Cash is king – that has been the one constant factor in the world of payments as innovation and technology continually disrupts the sector. But for the first time ever, researchers found that cash no longer makes up the majority of transactions.
According to the Payments Council, the latest statistics show that while 52 percent of consumer transactions are fulfilled through cash, that figure decreases when B2B transactions are taken into account. Including B2B and institutional payments, just 48 percent of transactions are done with cash.
It marks the first time researchers did not find cash to be the majority vehicle for completed transactions.

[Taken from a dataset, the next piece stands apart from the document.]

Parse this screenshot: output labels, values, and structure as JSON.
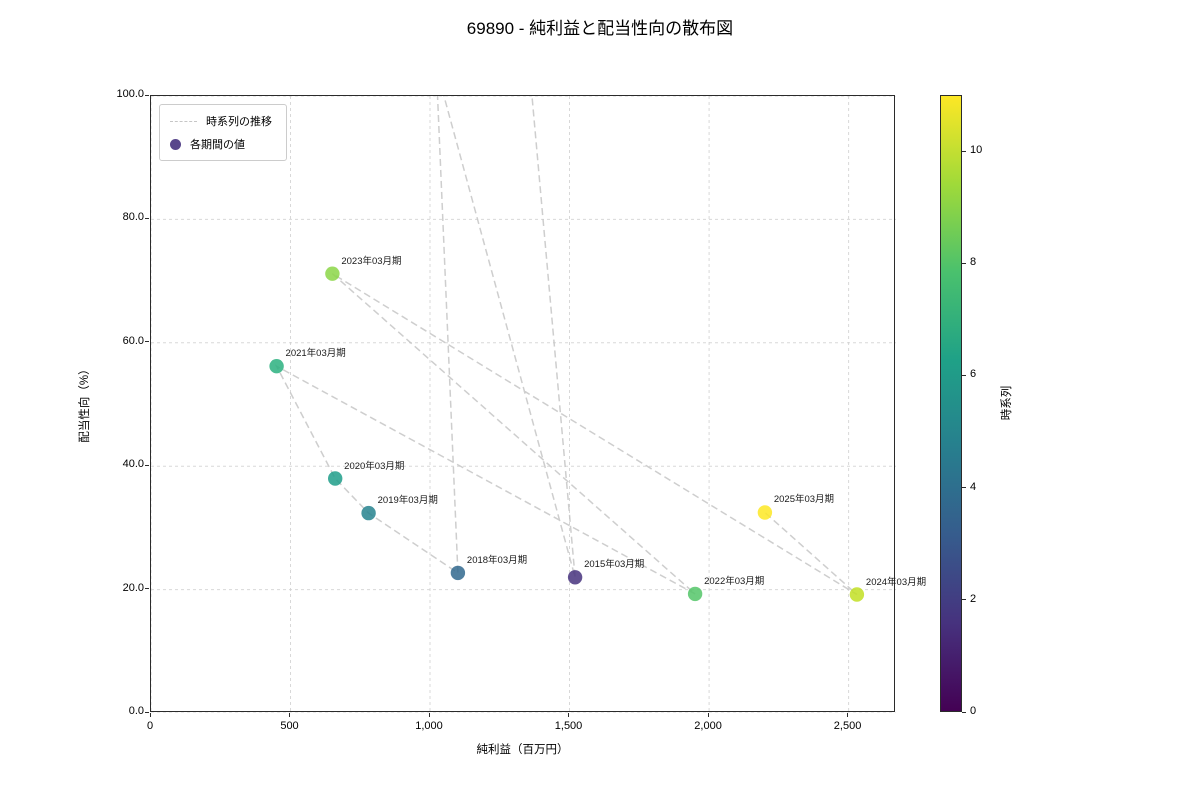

Cash remains the dominant method of payment for individuals by far, ahead of debit cards, reports said. The demand for cash is strong, too, considering that the number of ATMs grew by 5.2 percent last year. Cash is the dominant form of payments in dollar stores and charity shops, which reports said have seen significant growth in the last few years, as well as in bars and clubs.
But B2B payments are often too large to conduct with cash, which explains why business payments take a hit to cash’s dominance.
Checks, on the other hand, have seen a steady decline in prominence, though B2B transactions largely keep them alive. For several years, however, experts have been forecasting a shift in B2B payments to the digital space, a trend that come to fruition through the rise in e-invoicing and digital procurement strategies.
In fact, recent results from the Association of Financial Professionals’ ePayments Survey revealed that nearly half (48 percent) of professionals said they were “very likely” to convert supplier payments by check into e-payments. The use of checks for B2B transactions has seen a steady decline from about 80 percent in 2004 to about 50 percent in 2013, the research showed.